Top judge urges compulsory adjudication for costs disputes


Coulson: Solicitors want to have their cake and eat it

Costs disputes worth more than £100,000 should be subject to compulsory adjudication, the judge who leads on costs issues in the Court of Appeal has said.

Sir Peter Coulson also said solicitors want to “have their cake and eat it” by being able to provide clients with interim bills but restrict their ability to challenge them.

Interviewed by Legal Futures editor Neil Rose at an ‘In Conversation’ event organised by the Association of Costs Lawyers, Lord Justice Coulson was asked if he thought costs disputes were particularly well suited to alternative dispute resolution (ADR).

He replied: “I do and I consider this an obvious solution where the costs are more than £100,000. I think you should have compulsory adjudication, with decisions temporarily binding. The money has to be paid before either party can challenge it.

“It’s worked brilliantly for construction disputes. There are major similarities with costs disputes. Construction will never go back to a non-compulsory adjudication position. When I hang up my wig and I’m an arbitrator or an adjudicator, I’d be very happy to do costs adjudications.”

He explained that the problem with some other forms of ADR was that a party could derail it if they did not want to be there. “Whereas you get very little of that in adjudication – you get disputes on enforcement, but that’s different.”

Sir Peter said frequent rulings over what constituted a bill – with statute bills, interim statute bills, Chamberlain bills and the like – came back to the “mess” that was section 70 of the Solicitors Act 1974.

“In the old days, solicitors tended to put in a bill at the end of the case and, because the case might’ve lasted nine months, the solicitor, it was felt, was entitled to a certain amount of protection that meant there was only a limited period in which the client could quibble about it. Hence having statute bills.

“Then it became apparent in bigger cases that solicitors needed the right to claim interim payments. And who could argue with that? But there’s a tension now between interim payments and statute bills because solicitors, with respect, want to have their cake and eat it.

“They want to have interim payments, but they want the protection that they can’t be argued about later. And that is difficult.”

The Act needed reform, with proper consumer protection in place, and this was a matter for the Law Commission, he said.

“A solicitor ought to be entitled to interim payments, but there ought to be a system whereby protection does not kick in automatically. I compare it with construction, where the contractor is entitled to interim payments, but if he’s overpaid it can be clawed back next time or at the end.”

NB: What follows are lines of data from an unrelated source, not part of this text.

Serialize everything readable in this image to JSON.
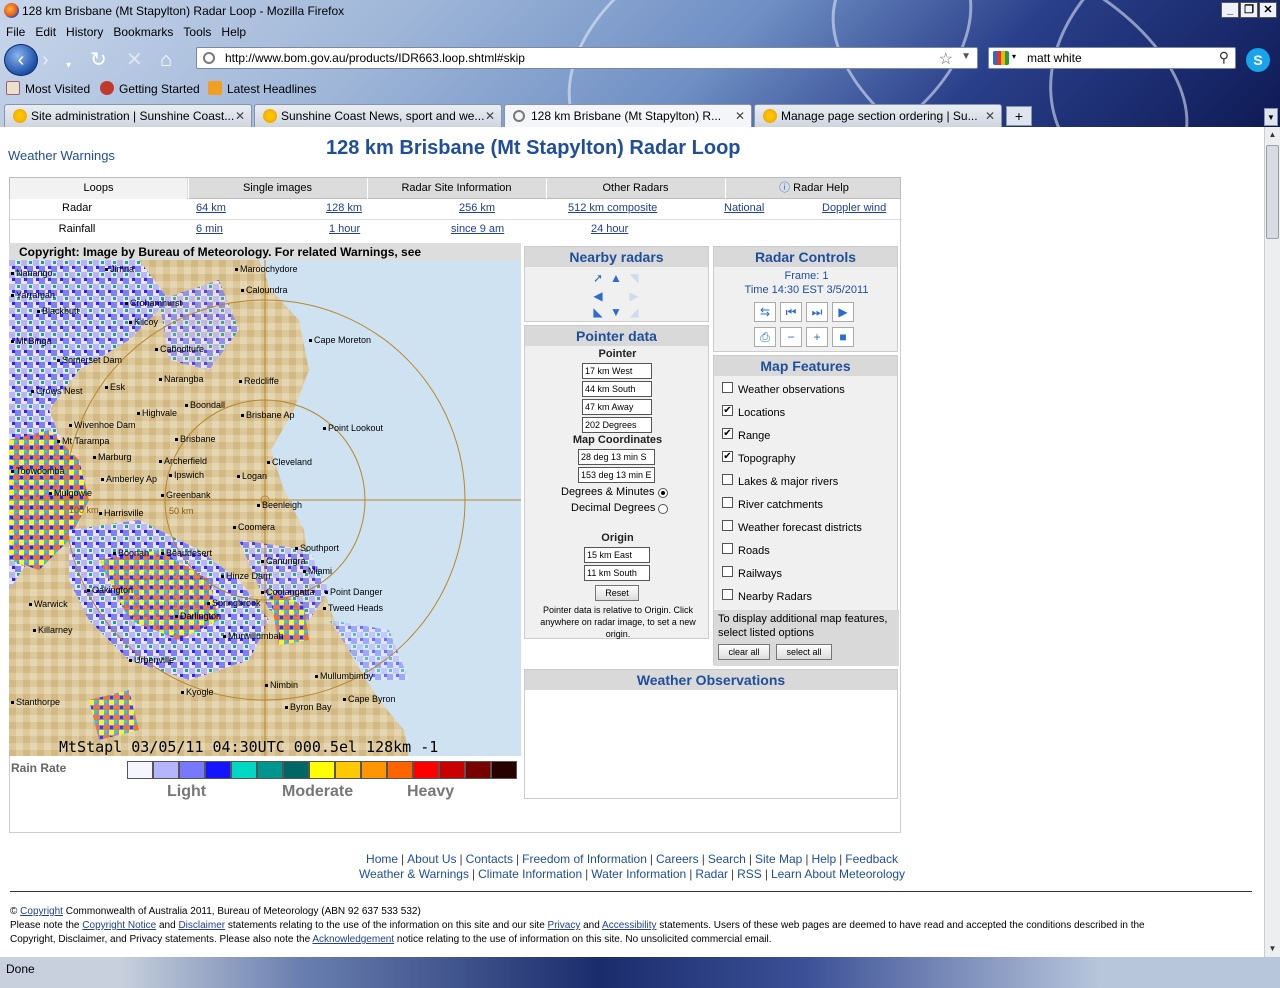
{
  "window": {
    "title": "128 km Brisbane (Mt Stapylton) Radar Loop - Mozilla Firefox"
  },
  "menu": [
    "File",
    "Edit",
    "History",
    "Bookmarks",
    "Tools",
    "Help"
  ],
  "nav": {
    "url": "http://www.bom.gov.au/products/IDR663.loop.shtml#skip",
    "search_value": "matt white"
  },
  "bookmarks": [
    "Most Visited",
    "Getting Started",
    "Latest Headlines"
  ],
  "tabs": [
    {
      "label": "Site administration | Sunshine Coast..."
    },
    {
      "label": "Sunshine Coast News, sport and we..."
    },
    {
      "label": "128 km Brisbane (Mt Stapylton) R..."
    },
    {
      "label": "Manage page section ordering | Su..."
    }
  ],
  "status": "Done",
  "page": {
    "warnings_link": "Weather Warnings",
    "title": "128 km Brisbane (Mt Stapylton) Radar Loop",
    "tabs": [
      "Loops",
      "Single images",
      "Radar Site Information",
      "Other Radars",
      "Radar Help"
    ],
    "radar_label": "Radar",
    "radar_links": [
      "64 km",
      "128 km",
      "256 km",
      "512 km composite",
      "National",
      "Doppler wind"
    ],
    "rainfall_label": "Rainfall",
    "rainfall_links": [
      "6 min",
      "1 hour",
      "since 9 am",
      "24 hour"
    ],
    "copyright_banner": "Copyright: Image by Bureau of Meteorology. For related Warnings, see www.bom.gov.au",
    "radar_stamp": "MtStapl 03/05/11 04:30UTC 000.5el 128km -1",
    "range_labels": [
      "100 km",
      "50 km"
    ],
    "towns": [
      "Nanango",
      "Jimna",
      "Maroochydore",
      "Caloundra",
      "Yarraman",
      "Crohamhurst",
      "Blackbutt",
      "Kilcoy",
      "Mt Binga",
      "Caboolture",
      "Cape Moreton",
      "Somerset Dam",
      "Narangba",
      "Esk",
      "Redcliffe",
      "Crows Nest",
      "Highvale",
      "Boondall",
      "Brisbane Ap",
      "Wivenhoe Dam",
      "Point Lookout",
      "Mt Tarampa",
      "Brisbane",
      "Marburg",
      "Archerfield",
      "Cleveland",
      "Toowoomba",
      "Amberley Ap",
      "Ipswich",
      "Logan",
      "Mulgowie",
      "Greenbank",
      "Beenleigh",
      "Harrisville",
      "Coomera",
      "Southport",
      "Boonah",
      "Beaudesert",
      "Canungra",
      "Hinze Dam",
      "Miami",
      "Oakington",
      "Coolangatta",
      "Point Danger",
      "Warwick",
      "Springbrook",
      "Tweed Heads",
      "Killarney",
      "Darlington",
      "Murwillumbah",
      "Urbenville",
      "Mullumbimby",
      "Kyogle",
      "Nimbin",
      "Cape Byron",
      "Stanthorpe",
      "Byron Bay"
    ],
    "legend": {
      "title": "Rain Rate",
      "light": "Light",
      "moderate": "Moderate",
      "heavy": "Heavy",
      "colors": [
        "#f5f5ff",
        "#b4b4ff",
        "#7878ff",
        "#1414ff",
        "#00d8c3",
        "#009690",
        "#006666",
        "#ffff00",
        "#ffc800",
        "#ff9600",
        "#ff6400",
        "#ff0000",
        "#c80000",
        "#780000",
        "#280000"
      ]
    },
    "nearby": {
      "title": "Nearby radars"
    },
    "pointer": {
      "title": "Pointer data",
      "pointer_label": "Pointer",
      "values": [
        "17 km West",
        "44 km South",
        "47 km Away",
        "202 Degrees"
      ],
      "map_coords_label": "Map Coordinates",
      "coords": [
        "28 deg 13 min S",
        "153 deg 13 min E"
      ],
      "opt_dm": "Degrees & Minutes",
      "opt_dd": "Decimal Degrees",
      "origin_label": "Origin",
      "origin": [
        "15 km East",
        "11 km South"
      ],
      "reset": "Reset",
      "note": "Pointer data is relative to Origin. Click anywhere on radar image, to set a new origin."
    },
    "controls": {
      "title": "Radar Controls",
      "frame": "Frame: 1",
      "time": "Time 14:30 EST 3/5/2011"
    },
    "features": {
      "title": "Map Features",
      "items": [
        {
          "label": "Weather observations",
          "checked": false
        },
        {
          "label": "Locations",
          "checked": true
        },
        {
          "label": "Range",
          "checked": true
        },
        {
          "label": "Topography",
          "checked": true
        },
        {
          "label": "Lakes & major rivers",
          "checked": false
        },
        {
          "label": "River catchments",
          "checked": false
        },
        {
          "label": "Weather forecast districts",
          "checked": false
        },
        {
          "label": "Roads",
          "checked": false
        },
        {
          "label": "Railways",
          "checked": false
        },
        {
          "label": "Nearby Radars",
          "checked": false
        }
      ],
      "note": "To display additional map features, select listed options",
      "clear": "clear all",
      "select": "select all"
    },
    "observations": {
      "title": "Weather Observations"
    },
    "footer1": [
      "Home",
      "About Us",
      "Contacts",
      "Freedom of Information",
      "Careers",
      "Search",
      "Site Map",
      "Help",
      "Feedback"
    ],
    "footer2": [
      "Weather & Warnings",
      "Climate Information",
      "Water Information",
      "Radar",
      "RSS",
      "Learn About Meteorology"
    ],
    "copy": {
      "l1a": "©",
      "l1link": "Copyright",
      "l1b": "Commonwealth of Australia 2011, Bureau of Meteorology (ABN 92 637 533 532)",
      "l2a": "Please note the",
      "l2_cn": "Copyright Notice",
      "l2_and": "and",
      "l2_disc": "Disclaimer",
      "l2b": "statements relating to the use of the information on this site and our site",
      "l2_priv": "Privacy",
      "l2_and2": "and",
      "l2_acc": "Accessibility",
      "l2c": "statements. Users of these web pages are deemed to have read and accepted the conditions described in the",
      "l3a": "Copyright, Disclaimer, and Privacy statements. Please also note the",
      "l3_ack": "Acknowledgement",
      "l3b": "notice relating to the use of information on this site. No unsolicited commercial email."
    }
  }
}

Coulson LJ also agreed that unregulated costs professionals should not be allowed to appear in court – Costs Lawyers are one of the eight regulated legal professions and have rights of audience.

He said: “I have always been surprised that, given the enthusiasm people have for regulation generally, and for the legal profession in particular, there isn’t a regulated system. But it is a matter for regulation, rather than the courts.”

The event was held at the offices of London law firm Bolt Burdon Kemp.

Meanwhile, David Bailey-Vella is to become the new chair of the Association of Costs Lawyers on 1 April, in succession to Jack Ridgway.

He has been in costs for approaching 12 years and has worked in costs firms, solicitors’ firms and in-house – a spell as national legal costs manager at housing charity Shelter.

Mr Bailey-Vella said: “I take over an association in rude health. Jack Ridgway has done a superb job in modernising the ACL, reversing a declining membership and ensuring that Costs Lawyers have a prominent voice when it comes to the many debates about costs.

“The role of a Costs Lawyer and our value to the legal profession has changed a lot since the ACL opened its doors in 1977. The legal landscape has changed significantly since, but we have always managed to adapt and learn on the job.

“The future will bring different challenges, but we will approach these with the same motivation and willingness to grow and develop as our predecessors. In two years, we will celebrate 50 years of our association, and there is still a lot to achieve in this time.”

He said his priority as chair was to grow the profession through promoting the necessity of regulated and qualified costs professions in the legal industry, and continue his focus on social mobility.




    Readers Comments

  • Timothy Phillips says:

    Does Sir Peter Coulson say that between-the-parties “costs disputes worth more than £100,000 should be subject to compulsory adjudication” – or is he referring only to solicitor-and-own-client costs disputes?